The dramatic legal saga spurred by the lawsuit brought by Oklahoma and Nebraska against the State of Colorado seeking to strike down Colorado’s recreational marijuana laws continues. This time though, the Supreme Court justices are getting more involved. Or, at least, SCOTUS is thinking of getting more involved in the litigation, but it wants the Obama Administration’s opinion about the suit first.
To refresh your memory, in December last year, Nebraska and Oklahoma filed suit against Colorado in the United States Supreme Court, seeking to invalidate Colorado’s cannabis legalization laws. Here is a quick summary of the complaint:
Nebraska and Oklahoma want the Supreme Court to invalidate Colorado laws implementing a 2012 voter initiative. The states claim Colorado has created a “cross-border nuisance” by increasing the supply of marijuana that could flow throughout the region, something exacerbated by the Obama administration’s policy to avoid interference with state experiments in legalization.
Both Washington and Oregon filed amicus briefs supporting Colorado’s right to legalize cannabis for adult use.
What is important to remember is that when states sue each other and invoke the jurisdiction of the Supreme Court (which only very rarely happens), the Supreme Court has original jurisdiction power, rather than appellate power. In this type of scenario, SCOTUS does not host a trial on the merits of the case; it typically selects and assigns an expert to the case to gather facts and make recommendations about how SCOTUS should proceed.
On Monday, the newest development in the case is that SCOTUS asked the Justice Department (specifically, the Office of the Solicitor General) to essentially explain its “position” relative to the litigation. Though a DOJ response is not expected for months, we are hoping that the DOJ will reiterate to SCOTUS its position set forth in the most recent Cole Memo.

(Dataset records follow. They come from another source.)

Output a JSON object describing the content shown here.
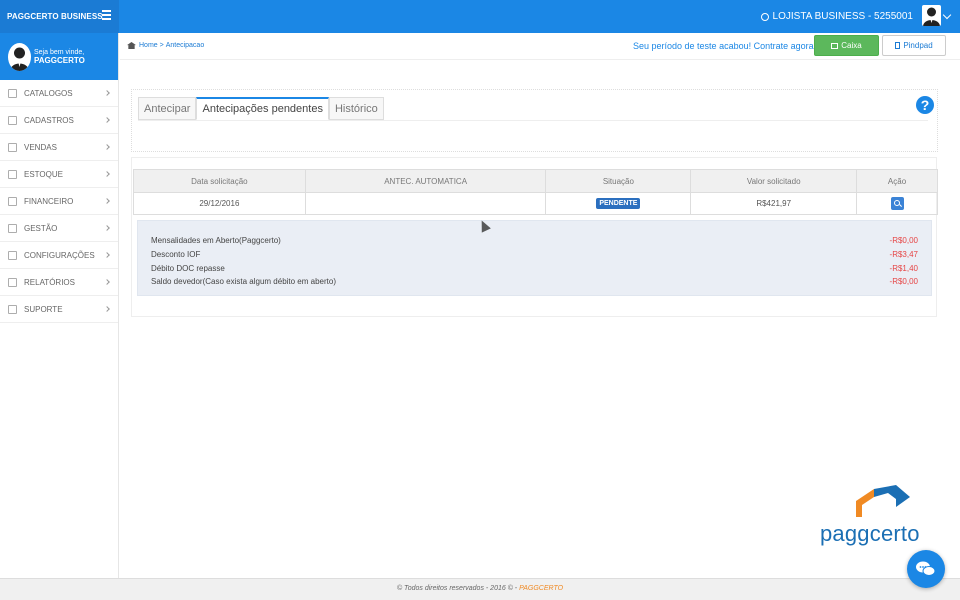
{
  "topbar": {
    "brand": "PAGGCERTO BUSINESS",
    "store_label": "LOJISTA BUSINESS - 5255001"
  },
  "sidebar": {
    "greeting": "Seja bem vinde,",
    "user_name": "PAGGCERTO",
    "items": [
      {
        "label": "CATALOGOS",
        "icon": "catalog-icon"
      },
      {
        "label": "CADASTROS",
        "icon": "people-icon"
      },
      {
        "label": "VENDAS",
        "icon": "cart-icon"
      },
      {
        "label": "ESTOQUE",
        "icon": "box-icon"
      },
      {
        "label": "FINANCEIRO",
        "icon": "money-icon"
      },
      {
        "label": "GESTÃO",
        "icon": "monitor-icon"
      },
      {
        "label": "CONFIGURAÇÕES",
        "icon": "gear-icon"
      },
      {
        "label": "RELATÓRIOS",
        "icon": "report-icon"
      },
      {
        "label": "SUPORTE",
        "icon": "chat-bubble-icon"
      }
    ]
  },
  "breadcrumb": {
    "home": "Home",
    "separator": ">",
    "current": "Antecipacao"
  },
  "header_actions": {
    "trial_message": "Seu período de teste acabou! Contrate agora!",
    "caixa_label": "Caixa",
    "pinpad_label": "Pindpad"
  },
  "tabs": [
    {
      "label": "Antecipar",
      "active": false
    },
    {
      "label": "Antecipações pendentes",
      "active": true
    },
    {
      "label": "Histórico",
      "active": false
    }
  ],
  "table": {
    "columns": [
      "Data solicitação",
      "ANTEC. AUTOMATICA",
      "Situação",
      "Valor solicitado",
      "Ação"
    ],
    "rows": [
      {
        "date": "29/12/2016",
        "auto": "",
        "status": "PENDENTE",
        "value": "R$421,97"
      }
    ]
  },
  "details": [
    {
      "label": "Mensalidades em Aberto(Paggcerto)",
      "value": "-R$0,00"
    },
    {
      "label": "Desconto IOF",
      "value": "-R$3,47"
    },
    {
      "label": "Débito DOC repasse",
      "value": "-R$1,40"
    },
    {
      "label": "Saldo devedor(Caso exista algum débito em aberto)",
      "value": "-R$0,00"
    }
  ],
  "footer": {
    "text": "© Todos direitos reservados - 2016 © -",
    "brand": "PAGGCERTO"
  },
  "watermark": {
    "logo_text": "paggcerto"
  },
  "colors": {
    "primary": "#1b87e5",
    "success": "#5cb85c",
    "negative": "#e64545",
    "brand_orange": "#f08a24"
  }
}
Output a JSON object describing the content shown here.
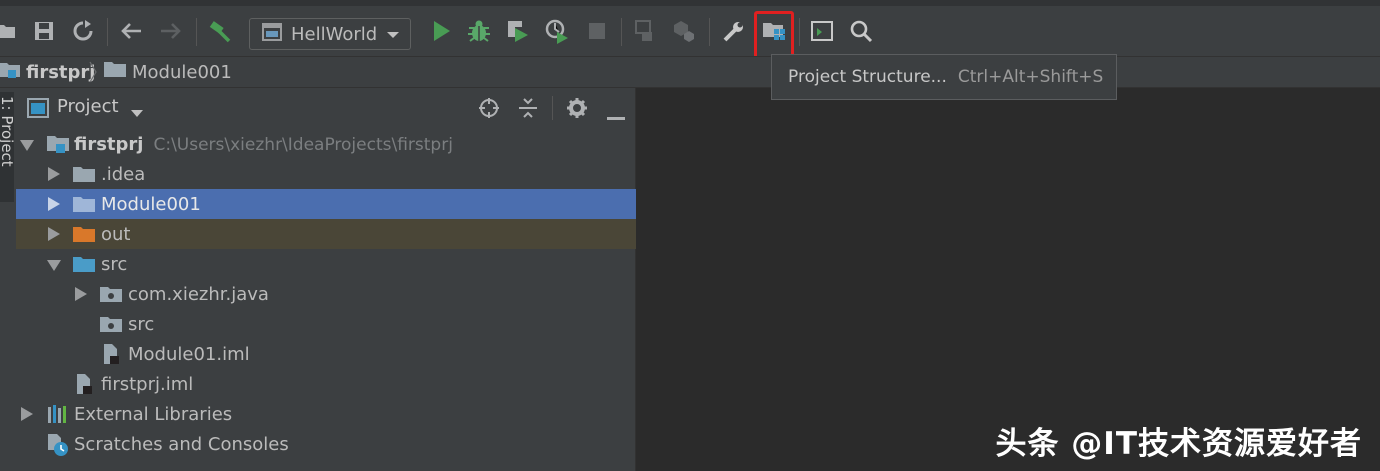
{
  "toolbar": {
    "run_config": "HellWorld",
    "icons": [
      "open-icon",
      "save-icon",
      "sync-icon",
      "back-icon",
      "forward-icon",
      "build-icon",
      "run-icon",
      "debug-icon",
      "coverage-icon",
      "profile-icon",
      "stop-icon",
      "attach-icon",
      "build-artifacts-icon",
      "settings-wrench-icon",
      "project-structure-icon",
      "terminal-icon",
      "search-icon"
    ],
    "colors": {
      "run": "#499c54",
      "debug": "#59a869",
      "highlight": "#e02020"
    }
  },
  "breadcrumb": {
    "project": "firstprj",
    "module": "Module001"
  },
  "tooltip": {
    "label": "Project Structure...",
    "shortcut": "Ctrl+Alt+Shift+S"
  },
  "project_panel": {
    "title": "Project",
    "strip_label": "1: Project",
    "tree": [
      {
        "label": "firstprj",
        "path": "C:\\Users\\xiezhr\\IdeaProjects\\firstprj"
      },
      {
        "label": ".idea"
      },
      {
        "label": "Module001"
      },
      {
        "label": "out"
      },
      {
        "label": "src"
      },
      {
        "label": "com.xiezhr.java"
      },
      {
        "label": "src"
      },
      {
        "label": "Module01.iml"
      },
      {
        "label": "firstprj.iml"
      },
      {
        "label": "External Libraries"
      },
      {
        "label": "Scratches and Consoles"
      }
    ]
  },
  "watermark": "头条 @IT技术资源爱好者"
}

According to the Wall Street Journal, at least one high level legal scholar has opined that the lawsuit should and likely will be dismissed on procedural grounds:
University of Texas law professor Sanford Levinson said odds were slim that the justices would allow Nebraska and Oklahoma to circumvent the normal process of filing suit in district court and appealing to circuit court before seeking Supreme Court review. “The real lawsuit shouldn’t be filed against Colorado. It ought to be Nebraska and Oklahoma v. Lynch, to force the attorney general to enforce federal law which undoubtedly is supreme over Colorado law,” Mr. Levinson said.
We are not quite so sure.
The last time SCOTUS weighed in on a marijuana case of significant magnitude, it did not go well for the marijuana industry. Nonetheless, much has changed since Gonzales v. Raich, which is evident by the number of states that have chosen to end marijuana prohibition and by the recent California federal court decision to hear evidence on the constitutionality of marijuana as a Schedule I drug under federal law.